この緊急事態に、この上なく冷静に、的確に、必要なことをしようとしているのだと、わかっていたから。
「……必ず、無事で戻りますわね?」
「もちろん」
交わした言葉の最後。不敵に笑った、ランスリー嬢は、どこまでも自信に満ち溢れていた。姫様も、強い光をよみがえらせた瞳で答え、そして踵を返す。そこにいるのは、母国で初めて出会ったときの、どこか頼りないような、何かをあきらめたような、かわいらしいだけの姫様ではなかった。
そうして、彼女は私に命じるのだ。
「……ソレイラ」
「姫様、私は、」
呼ばれた名。それだけで、意図は伝わる。その程度の時間は、おそばで仕えていた。けれどそれでも、簡単に了承はできない。思わず声を上げるけれど、姫様はその強い光をたたえたペリドットの瞳をまっすぐ私に向けていた。
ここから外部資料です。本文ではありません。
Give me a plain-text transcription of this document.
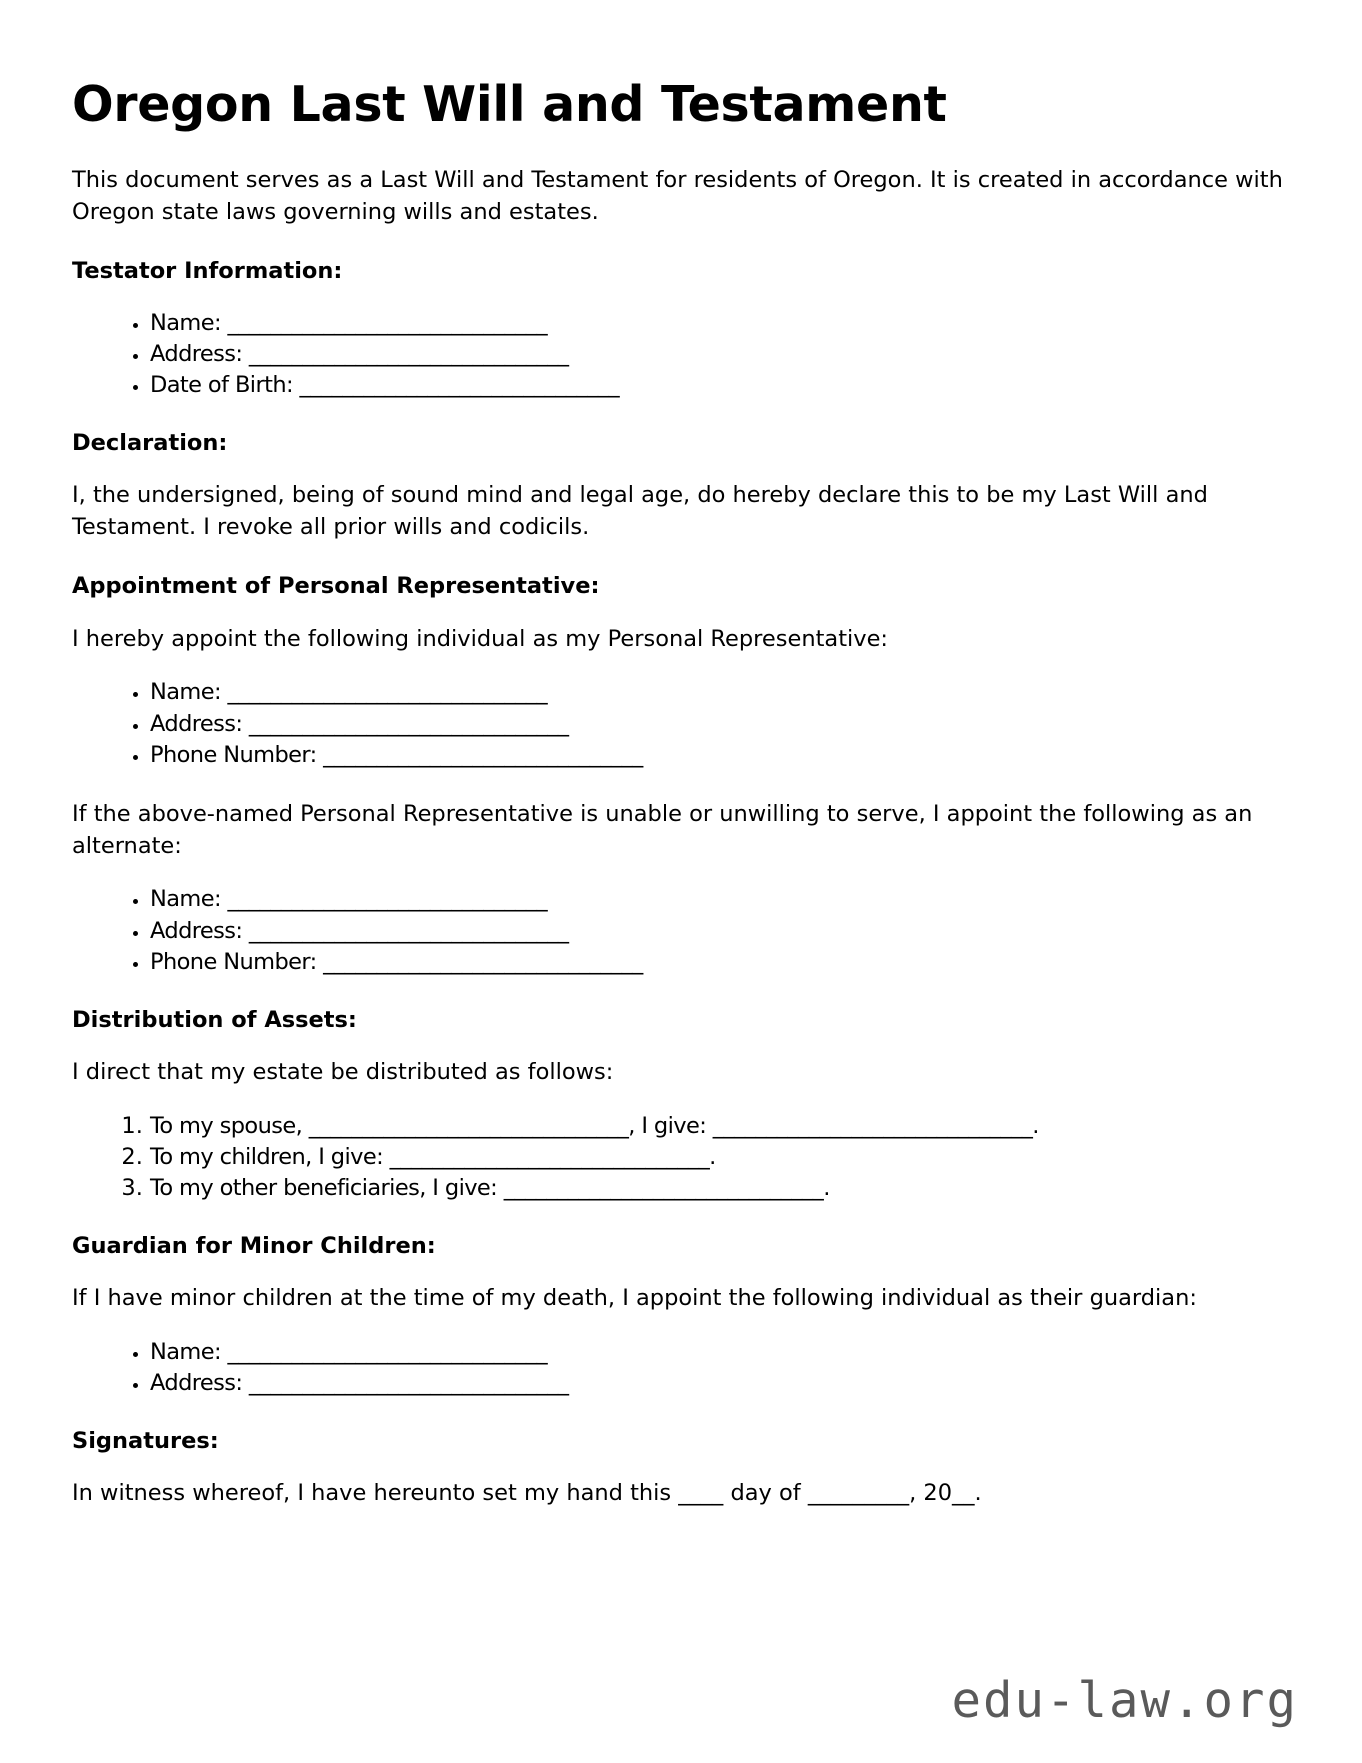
Oregon Last Will and Testament

This document serves as a Last Will and Testament for residents of Oregon. It is created in accordance with Oregon state laws governing wills and estates.

Testator Information:
• Name: ______________________________
• Address: ______________________________
• Date of Birth: ______________________________
Declaration:

I, the undersigned, being of sound mind and legal age, do hereby declare this to be my Last Will and Testament. I revoke all prior wills and codicils.

Appointment of Personal Representative:

I hereby appoint the following individual as my Personal Representative:

• Name: ______________________________
• Address: ______________________________
• Phone Number: ______________________________

If the above-named Personal Representative is unable or unwilling to serve, I appoint the following as an alternate:

• Name: ______________________________
• Address: ______________________________
• Phone Number: ______________________________
Distribution of Assets:

I direct that my estate be distributed as follows:

1. To my spouse, ______________________________, I give: ______________________________.
2. To my children, I give: ______________________________.
3. To my other beneficiaries, I give: ______________________________.
Guardian for Minor Children:

If I have minor children at the time of my death, I appoint the following individual as their guardian:

• Name: ______________________________
• Address: ______________________________
Signatures:

In witness whereof, I have hereunto set my hand this ____ day of _________, 20__.

edu-law.org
「ソレイラ、わかっているでしょう? あなたは、ここで、お姉さまたちとともに」
わかっている。たった三人であの魔物の大群に立ち向かおうとしているランスリー嬢たち。魔術特化の布陣に、剣術特化の私が混ざればさらに攻守の安定性が増してバランスもとれる。戦術の幅が広がる。それはすなわち、各自の生存率が上がるということだ。
それでも。
「……私は、姫様の、護衛です」
言いつのる。どうしても。どうしても、言いつのってしまう。結果は、見えているのに。
「そうですわ。あなたの主は、わたくし。だから命じるのですわ。そばではなく、離れて、わたくしを、守りなさい」
お願いではない。普段の暴走や強気な発言とは裏腹に、『命じる』ということが少ない姫様の、『命令』。確固たる意志。そもそも、結界に守られ、教師と上級生に守られ、自らも高い魔力を持ち、早急に学院という安全地帯に帰還する目途も立っている姫様と、ランスリー嬢たちの状況。どうするのが最も、『姫様』の安全につながるのか、火を見るよりも明らかなのだ。
それでも、もうずっと気まずいままの『かの少女』と行動を共にすることを避けようとしているのは、私のわがままでしかない。
……それも、きっと、姫様には気づかれているのかもしれない。私の不自然な態度をそれでもずっと、見逃してくれていた優しい主だから。
けれど、彼女は強くなった。この半年で、格段に。私の主は、その心が強くなった。不安に駆られても、最善を選べる。――だから、従うしか術はない。
「……仰せのままに、シルヴィナ様」
半下座に、首を垂れる。
迷いを切れば、あとは、動くだけだ。だから、
「――信じていますわ。だから、……死なないで」
踵を返した直後。聞こえた声に、思わず振り返りそうになったけれど、足早に去っていく気配に、私も歩みを止めず、前へ進む。
「――どうか、ご無事で」
ただ、そうつぶやく。
そうして、この期に及んで何かにぎやかに騒がしく言いあいながら青ざめたり二対一になったりなだめたりと忙しい、三人組のもとへ、私は加わったのだ。
ざっと、草を踏みしめる音に、ランスリー嬢たちは振り返る。その顔に浮かんだのはほんの少しの驚嘆と、納得。
「よろしいの? こちら側で」
問われる。無表情をデフォルトに、私は答えた。
「……私の主は、シルヴィナ様ですので」
「そう。そうですわね」
それだけを返したランスリー嬢とともに、私たちはもはやその姿をはっきりととらえることのできる、魔物たちを見据える。
さあ、出撃をしよう。安寧を脅かすものを残らずつぶそう。